The Chicago Tribune recently interviewed the Kuligs about balancing an unusual career and a 13-year marriage. The following is an edited transcript.
Question: Joe, what was your reaction when Kathy started writing erotica?
Answer: I was supportive of it. She’s always done writing, and when she decided to get into this genre, I was pretty much all for it.
Q: And did you have questions about bondage, fetishes or S&M?
A: Not really. I’d read bits and parts of her books that she would give me to kind of go over, so there wasn’t a question-and-answer period. I pretty much just learned as I went along.
Q: Kathy, how did you end up getting flogged at the bondage and S&M conference?
A: We got lessons on how to swing a flogger, and I wanted to feel what it was like, so this woman, she offered to swing it on me. I’m up on the balcony (of a bondage and S&M club in New York) and observing some of the other scenes and a little distracted. I thought, “Oh, OK, this was interesting,” and lo and behold, when I got back to the hotel and looked in the mirror, I had bruises on my shoulder.
I went, “Oh my gosh, how am I going to explain this to my husband?”
Q: Joe, were you OK with that trip?
A: I thought it was great that she went. It was something she wanted to do, and it was a good experience for her.

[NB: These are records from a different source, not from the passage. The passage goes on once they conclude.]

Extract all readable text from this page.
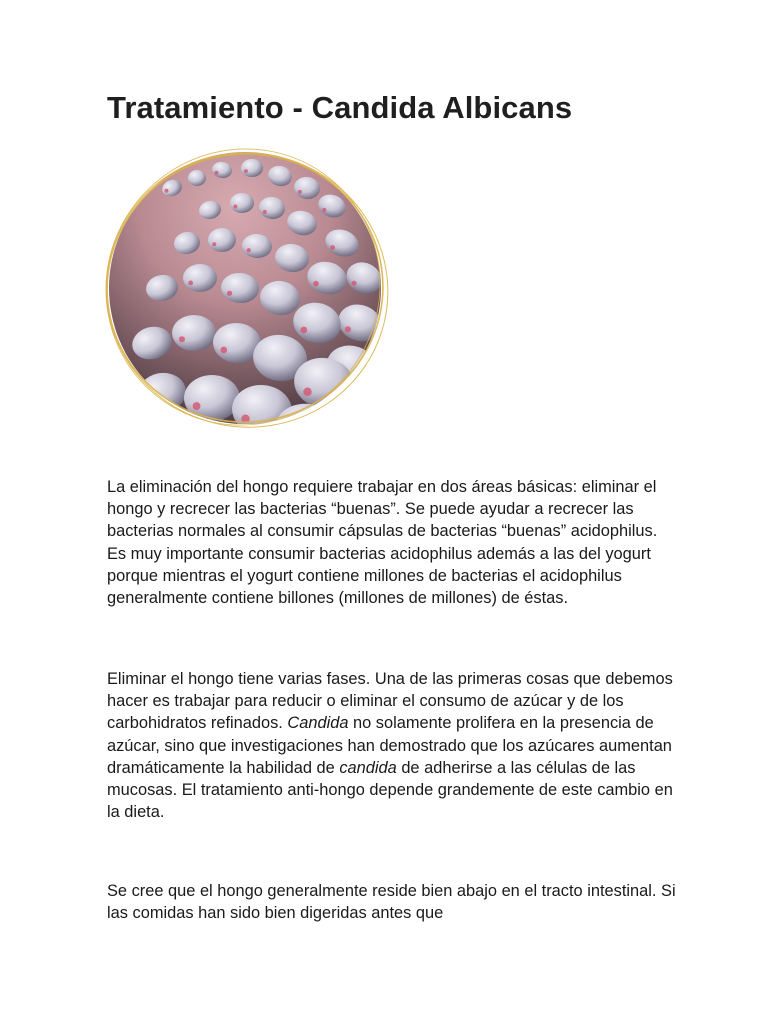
Tratamiento - Candida Albicans

La eliminación del hongo requiere trabajar en dos áreas básicas: eliminar el hongo y recrecer las bacterias “buenas”. Se puede ayudar a recrecer las bacterias normales al consumir cápsulas de bacterias “buenas” acidophilus. Es muy importante consumir bacterias acidophilus además a las del yogurt porque mientras el yogurt contiene millones de bacterias el acidophilus generalmente contiene billones (millones de millones) de éstas.

Eliminar el hongo tiene varias fases. Una de las primeras cosas que debemos hacer es trabajar para reducir o eliminar el consumo de azúcar y de los carbohidratos refinados. Candida no solamente prolifera en la presencia de azúcar, sino que investigaciones han demostrado que los azúcares aumentan dramáticamente la habilidad de candida de adherirse a las células de las mucosas. El tratamiento anti-hongo depende grandemente de este cambio en la dieta.

Se cree que el hongo generalmente reside bien abajo en el tracto intestinal. Si las comidas han sido bien digeridas antes que
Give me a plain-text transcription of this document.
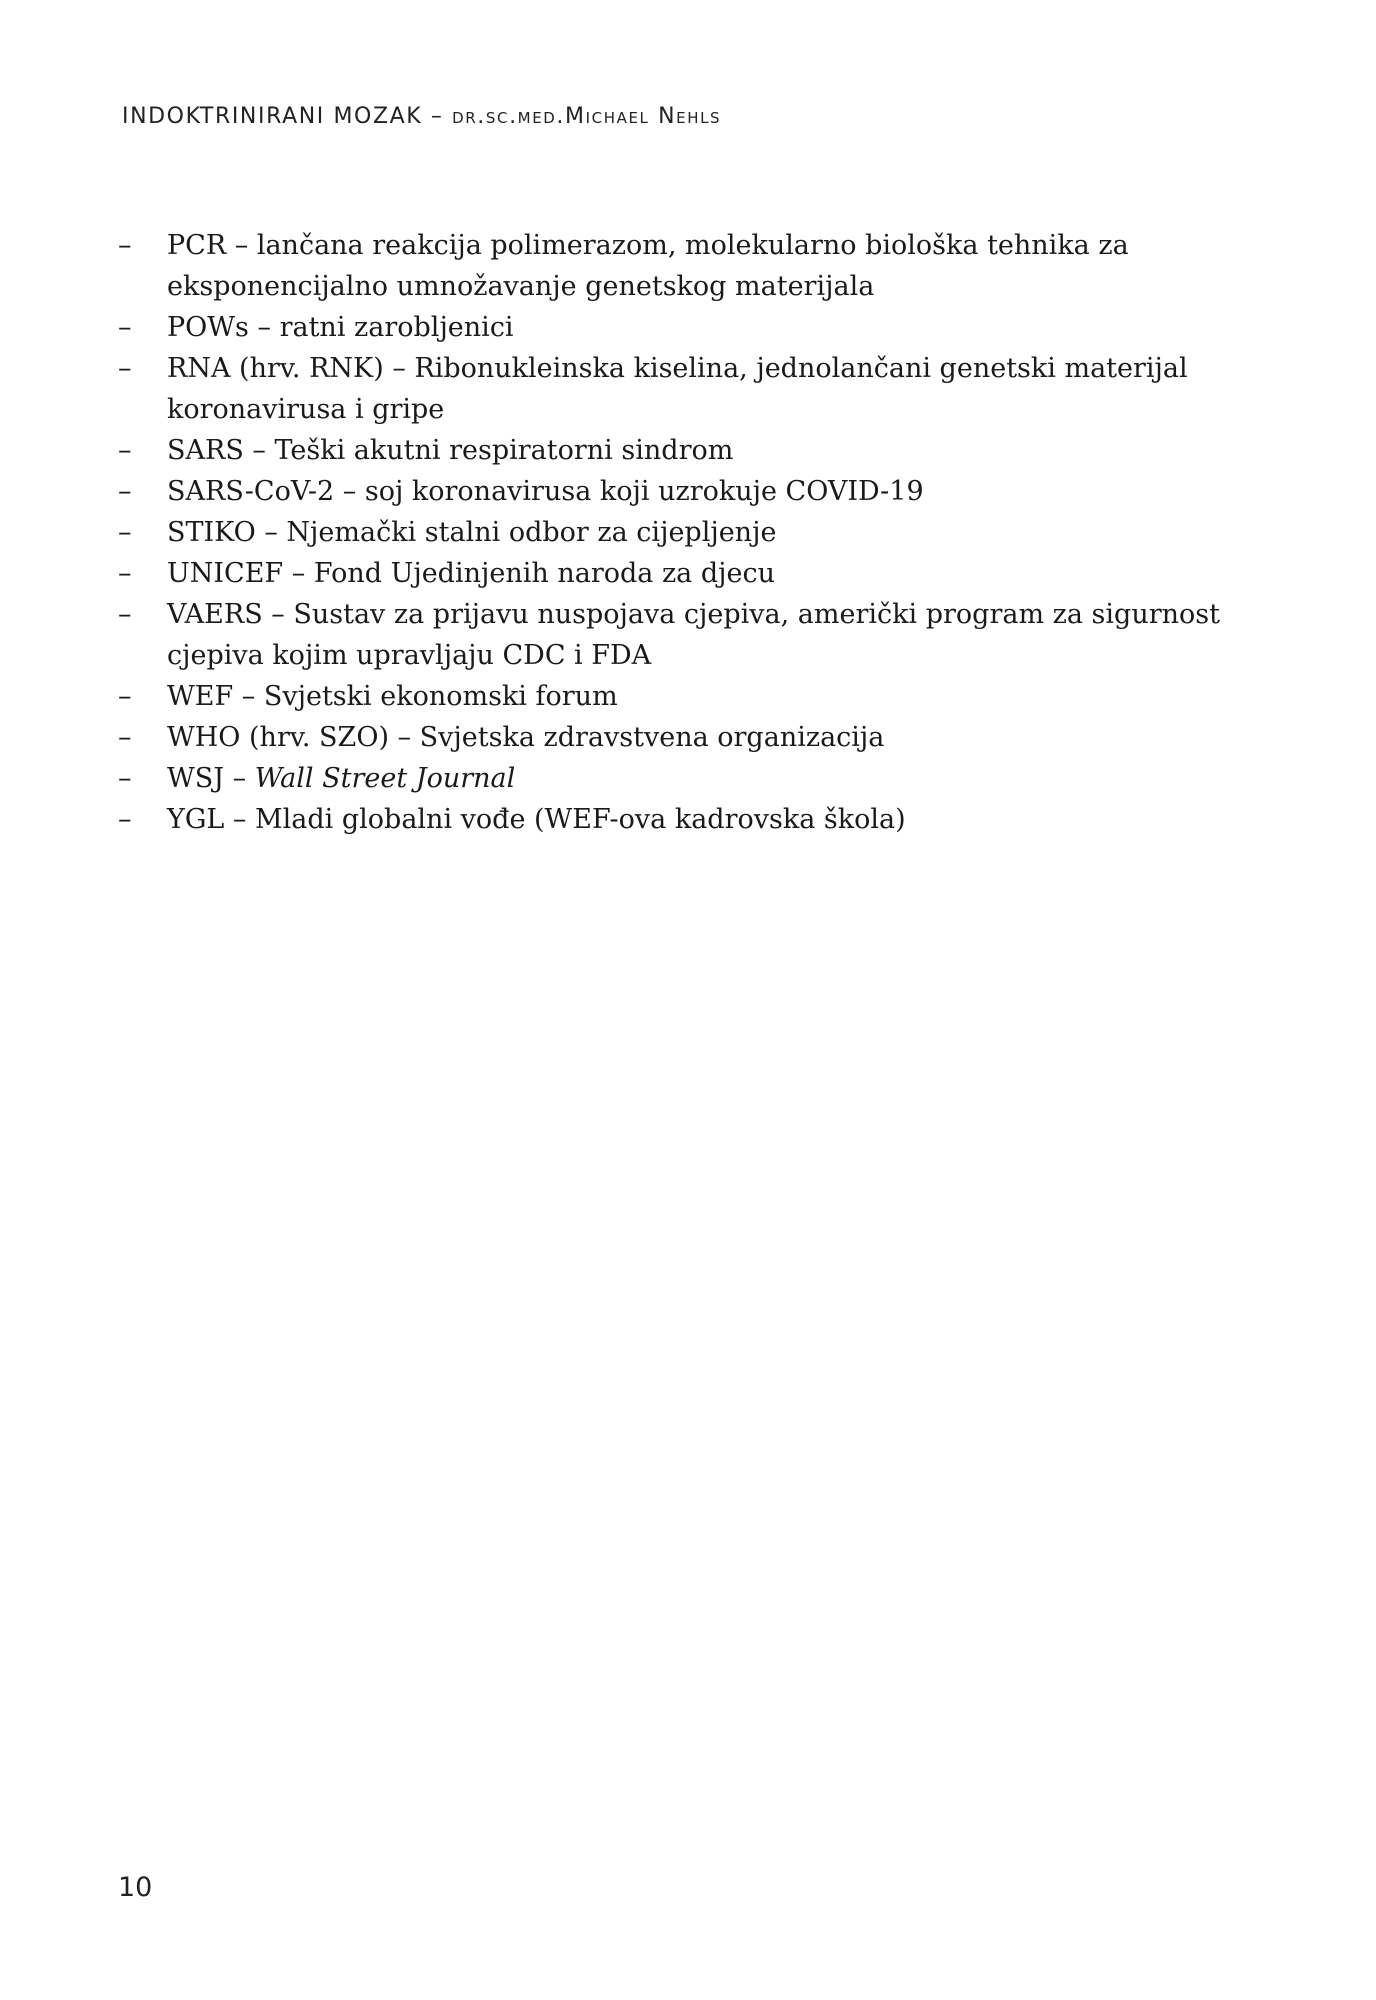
INDOKTRINIRANI MOZAK – dr.sc.med.Michael Nehls
– PCR – lančana reakcija polimerazom, molekularno biološka tehnika za eksponencijalno umnožavanje genetskog materijala
– POWs – ratni zarobljenici
– RNA (hrv. RNK) – Ribonukleinska kiselina, jednolančani genetski materijal koronavirusa i gripe
– SARS – Teški akutni respiratorni sindrom
– SARS-CoV-2 – soj koronavirusa koji uzrokuje COVID-19
– STIKO – Njemački stalni odbor za cijepljenje
– UNICEF – Fond Ujedinjenih naroda za djecu
– VAERS – Sustav za prijavu nuspojava cjepiva, američki program za sigurnost cjepiva kojim upravljaju CDC i FDA
– WEF – Svjetski ekonomski forum
– WHO (hrv. SZO) – Svjetska zdravstvena organizacija
– WSJ – Wall Street Journal
– YGL – Mladi globalni vođe (WEF-ova kadrovska škola)
10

I was sorry I missed that one. I do go to some of her conferences, but that would have been a fun one to go to.
Q: Kathy, how do you balance the demands of writing with the demands of a relationship?
A: I get wrapped up (in writing). I could easily be a hermit, sitting here writing my stories, and I have to remember that Friday night is date night. I don’t get on the computer, even though the story is calling me. I’ll write during the day on a weekend, but then I’ll spend the evening with him.
Q: Joe, how does that work for you?
A: Every once in a while I have to pull her away from her keyboard. ... It’s not a struggle, it’s just more of a give and take and balancing things out. She understands that too.
She understands me and knows when I need my time to go get out of the house and do something. I know when she needs her time and I try not to make plans so she can get her things done as well.
Q: I have to ask, what do you guys do on date night?
Joe: We watch “Grimm.” During the winter, we’ll put a fire in the fireplace, and “Grimm” is one of our favorite shows.
Kathy: Or we’ll go out to dinner.
Joe: We’ll go out to our little local restaurant around the corner and have something to eat, or we’ll order pizza and rent a movie. It just gives us some time together.